While the 1973 Roe v. Wade ruling by the U.S. Supreme Court legalized abortion throughout pregnancy, unborn children have gained some legal standing in recent years.

Douglas Johnson, legislative director of the National Right to Life Committee, told CNSNews.com, “There is already a substantial amount of state law and some federal law that recognizes unborn children as legal members of the human family for different purposes.
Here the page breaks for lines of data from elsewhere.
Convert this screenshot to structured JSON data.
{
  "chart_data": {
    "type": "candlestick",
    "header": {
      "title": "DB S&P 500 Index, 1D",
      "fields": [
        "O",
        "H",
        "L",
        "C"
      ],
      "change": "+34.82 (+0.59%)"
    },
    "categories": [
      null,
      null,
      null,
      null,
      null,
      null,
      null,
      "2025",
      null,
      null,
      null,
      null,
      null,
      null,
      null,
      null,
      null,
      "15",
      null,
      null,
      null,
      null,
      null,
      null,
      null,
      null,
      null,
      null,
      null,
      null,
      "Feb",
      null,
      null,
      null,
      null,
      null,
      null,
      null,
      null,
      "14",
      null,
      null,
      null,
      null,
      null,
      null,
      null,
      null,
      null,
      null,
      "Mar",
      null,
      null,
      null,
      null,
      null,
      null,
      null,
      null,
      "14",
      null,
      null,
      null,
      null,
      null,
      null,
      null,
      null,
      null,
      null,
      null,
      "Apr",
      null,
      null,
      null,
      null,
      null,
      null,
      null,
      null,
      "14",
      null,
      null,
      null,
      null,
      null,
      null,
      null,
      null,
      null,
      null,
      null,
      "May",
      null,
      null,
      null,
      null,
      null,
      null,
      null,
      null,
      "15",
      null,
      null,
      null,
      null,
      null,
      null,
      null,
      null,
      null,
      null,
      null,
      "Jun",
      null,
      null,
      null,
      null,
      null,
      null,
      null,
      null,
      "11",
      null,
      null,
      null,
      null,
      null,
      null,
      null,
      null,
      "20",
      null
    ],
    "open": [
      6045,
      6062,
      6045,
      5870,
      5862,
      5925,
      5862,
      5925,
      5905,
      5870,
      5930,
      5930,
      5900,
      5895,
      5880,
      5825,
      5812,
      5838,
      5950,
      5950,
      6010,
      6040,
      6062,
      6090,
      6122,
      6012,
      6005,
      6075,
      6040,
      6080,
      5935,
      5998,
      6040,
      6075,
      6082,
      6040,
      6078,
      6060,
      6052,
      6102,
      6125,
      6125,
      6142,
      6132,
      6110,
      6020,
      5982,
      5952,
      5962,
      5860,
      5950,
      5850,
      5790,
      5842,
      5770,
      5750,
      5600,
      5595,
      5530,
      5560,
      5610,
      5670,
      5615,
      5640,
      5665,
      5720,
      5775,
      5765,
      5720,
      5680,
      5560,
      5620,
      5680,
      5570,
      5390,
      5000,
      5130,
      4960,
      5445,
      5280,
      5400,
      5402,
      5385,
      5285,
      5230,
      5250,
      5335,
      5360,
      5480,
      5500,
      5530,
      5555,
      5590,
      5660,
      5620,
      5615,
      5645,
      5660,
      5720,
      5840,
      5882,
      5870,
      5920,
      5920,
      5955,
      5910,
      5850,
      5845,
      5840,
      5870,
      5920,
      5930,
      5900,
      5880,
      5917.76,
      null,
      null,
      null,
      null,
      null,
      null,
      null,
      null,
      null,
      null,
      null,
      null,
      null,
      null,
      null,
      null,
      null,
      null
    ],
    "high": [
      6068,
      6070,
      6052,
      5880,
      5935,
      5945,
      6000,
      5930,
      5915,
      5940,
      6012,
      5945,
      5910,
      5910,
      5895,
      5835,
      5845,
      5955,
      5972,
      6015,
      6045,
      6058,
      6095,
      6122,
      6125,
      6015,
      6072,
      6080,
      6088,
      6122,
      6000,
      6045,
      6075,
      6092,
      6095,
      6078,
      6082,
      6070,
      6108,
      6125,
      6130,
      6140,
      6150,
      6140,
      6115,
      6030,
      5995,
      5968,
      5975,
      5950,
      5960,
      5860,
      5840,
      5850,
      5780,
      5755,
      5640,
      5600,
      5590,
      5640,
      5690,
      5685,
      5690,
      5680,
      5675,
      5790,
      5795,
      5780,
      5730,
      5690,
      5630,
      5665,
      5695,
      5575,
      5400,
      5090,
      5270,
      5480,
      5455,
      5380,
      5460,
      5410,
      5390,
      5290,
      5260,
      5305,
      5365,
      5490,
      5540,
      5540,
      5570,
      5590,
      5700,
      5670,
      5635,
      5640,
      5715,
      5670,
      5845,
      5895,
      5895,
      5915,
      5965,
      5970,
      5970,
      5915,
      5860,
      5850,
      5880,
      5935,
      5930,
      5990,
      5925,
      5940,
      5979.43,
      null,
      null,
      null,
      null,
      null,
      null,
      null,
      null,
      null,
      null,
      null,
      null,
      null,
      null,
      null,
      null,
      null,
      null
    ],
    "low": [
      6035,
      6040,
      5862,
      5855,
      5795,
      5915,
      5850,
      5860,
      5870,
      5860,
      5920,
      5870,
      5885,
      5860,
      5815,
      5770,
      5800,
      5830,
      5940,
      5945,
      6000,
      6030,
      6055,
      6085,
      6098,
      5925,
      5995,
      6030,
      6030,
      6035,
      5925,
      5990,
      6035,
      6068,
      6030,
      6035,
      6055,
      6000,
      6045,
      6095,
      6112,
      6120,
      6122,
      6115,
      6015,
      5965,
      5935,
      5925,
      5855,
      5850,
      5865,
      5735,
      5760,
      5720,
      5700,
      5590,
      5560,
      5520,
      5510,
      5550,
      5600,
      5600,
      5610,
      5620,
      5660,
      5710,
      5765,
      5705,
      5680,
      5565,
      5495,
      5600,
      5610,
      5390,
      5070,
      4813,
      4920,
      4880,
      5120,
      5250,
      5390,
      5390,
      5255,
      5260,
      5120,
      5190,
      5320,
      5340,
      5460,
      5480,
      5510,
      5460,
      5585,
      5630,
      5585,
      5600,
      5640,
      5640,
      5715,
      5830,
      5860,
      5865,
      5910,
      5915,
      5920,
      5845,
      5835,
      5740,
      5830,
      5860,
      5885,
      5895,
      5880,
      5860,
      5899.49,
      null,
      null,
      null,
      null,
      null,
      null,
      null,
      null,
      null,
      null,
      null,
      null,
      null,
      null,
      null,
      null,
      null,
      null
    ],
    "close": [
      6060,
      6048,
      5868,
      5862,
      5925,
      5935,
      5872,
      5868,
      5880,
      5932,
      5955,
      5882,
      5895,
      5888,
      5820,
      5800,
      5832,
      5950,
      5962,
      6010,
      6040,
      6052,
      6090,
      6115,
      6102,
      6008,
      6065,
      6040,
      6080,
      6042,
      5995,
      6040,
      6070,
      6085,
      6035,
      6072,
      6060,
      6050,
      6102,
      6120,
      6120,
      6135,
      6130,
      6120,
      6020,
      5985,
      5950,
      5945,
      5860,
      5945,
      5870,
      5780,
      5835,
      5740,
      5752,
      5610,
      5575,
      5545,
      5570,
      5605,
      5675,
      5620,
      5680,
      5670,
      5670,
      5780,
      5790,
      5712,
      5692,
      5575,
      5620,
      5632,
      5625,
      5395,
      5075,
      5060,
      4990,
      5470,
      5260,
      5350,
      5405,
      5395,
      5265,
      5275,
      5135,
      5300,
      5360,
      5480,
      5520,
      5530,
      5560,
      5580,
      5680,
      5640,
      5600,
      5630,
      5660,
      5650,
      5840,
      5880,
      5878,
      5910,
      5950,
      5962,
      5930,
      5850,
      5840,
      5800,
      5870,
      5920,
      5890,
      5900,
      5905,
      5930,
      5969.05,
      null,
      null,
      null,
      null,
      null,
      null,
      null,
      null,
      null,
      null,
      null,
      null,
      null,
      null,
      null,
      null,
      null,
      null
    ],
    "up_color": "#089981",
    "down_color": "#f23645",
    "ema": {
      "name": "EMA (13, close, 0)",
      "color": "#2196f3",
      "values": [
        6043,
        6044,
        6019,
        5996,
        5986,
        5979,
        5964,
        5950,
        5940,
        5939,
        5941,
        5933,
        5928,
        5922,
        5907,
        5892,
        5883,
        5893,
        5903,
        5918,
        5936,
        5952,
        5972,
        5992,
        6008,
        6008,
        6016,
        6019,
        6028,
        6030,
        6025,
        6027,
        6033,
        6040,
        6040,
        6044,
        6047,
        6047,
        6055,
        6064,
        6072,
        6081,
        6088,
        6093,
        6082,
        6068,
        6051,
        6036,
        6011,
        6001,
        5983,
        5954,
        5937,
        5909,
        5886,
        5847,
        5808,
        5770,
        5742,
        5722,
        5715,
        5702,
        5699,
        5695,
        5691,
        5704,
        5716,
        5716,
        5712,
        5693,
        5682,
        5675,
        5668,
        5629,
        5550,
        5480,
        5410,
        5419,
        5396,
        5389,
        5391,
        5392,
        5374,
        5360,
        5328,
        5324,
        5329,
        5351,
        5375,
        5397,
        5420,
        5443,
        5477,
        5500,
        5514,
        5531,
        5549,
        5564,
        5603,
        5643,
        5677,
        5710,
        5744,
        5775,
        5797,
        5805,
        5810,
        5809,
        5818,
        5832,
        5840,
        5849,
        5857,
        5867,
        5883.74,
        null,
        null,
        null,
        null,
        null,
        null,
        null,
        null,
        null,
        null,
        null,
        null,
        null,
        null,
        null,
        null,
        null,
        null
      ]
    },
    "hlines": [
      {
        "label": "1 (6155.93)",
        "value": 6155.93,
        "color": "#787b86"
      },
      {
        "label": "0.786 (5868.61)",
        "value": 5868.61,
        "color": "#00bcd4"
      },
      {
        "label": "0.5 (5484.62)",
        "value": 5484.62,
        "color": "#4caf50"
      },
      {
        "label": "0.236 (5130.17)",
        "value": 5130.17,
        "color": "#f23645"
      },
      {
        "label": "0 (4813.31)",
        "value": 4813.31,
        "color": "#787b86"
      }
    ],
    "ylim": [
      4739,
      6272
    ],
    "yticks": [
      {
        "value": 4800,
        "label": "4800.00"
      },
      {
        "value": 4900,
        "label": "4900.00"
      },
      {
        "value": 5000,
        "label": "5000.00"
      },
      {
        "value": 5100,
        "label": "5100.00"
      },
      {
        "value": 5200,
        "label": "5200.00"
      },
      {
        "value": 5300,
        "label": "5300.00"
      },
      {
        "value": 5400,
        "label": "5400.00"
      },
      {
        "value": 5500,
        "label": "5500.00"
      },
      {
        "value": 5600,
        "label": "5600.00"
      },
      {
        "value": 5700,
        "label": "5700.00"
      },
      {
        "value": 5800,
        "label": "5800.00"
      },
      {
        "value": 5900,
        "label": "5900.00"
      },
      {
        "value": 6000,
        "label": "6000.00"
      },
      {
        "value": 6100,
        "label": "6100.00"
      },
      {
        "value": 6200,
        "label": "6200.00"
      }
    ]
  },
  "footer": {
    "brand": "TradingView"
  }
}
The Supreme Court has decreed that it doesn’t apply in the abortion context, but they never said that the government can’t recognize the reality of unborn children for other purposes.”

HHS Secretary Tommy Thompson said in a written release announcing the proposal, “While Medicaid already provides prenatal care for many low-income women, there are still tens of thousands every year who are not eligible under current regulations until after their child is born or who may even then not qualify under Medicaid even though their child will indeed qualify under SCHIP. Prenatal care for women and their babies is a crucial part of the medical care every person should have through the course of their life cycle.”

Under the proposal, states would only be permitted, not required, to expand coverage to preborn children. The process that would conclude with publication of the final rule could be finished this spring, Thompson said.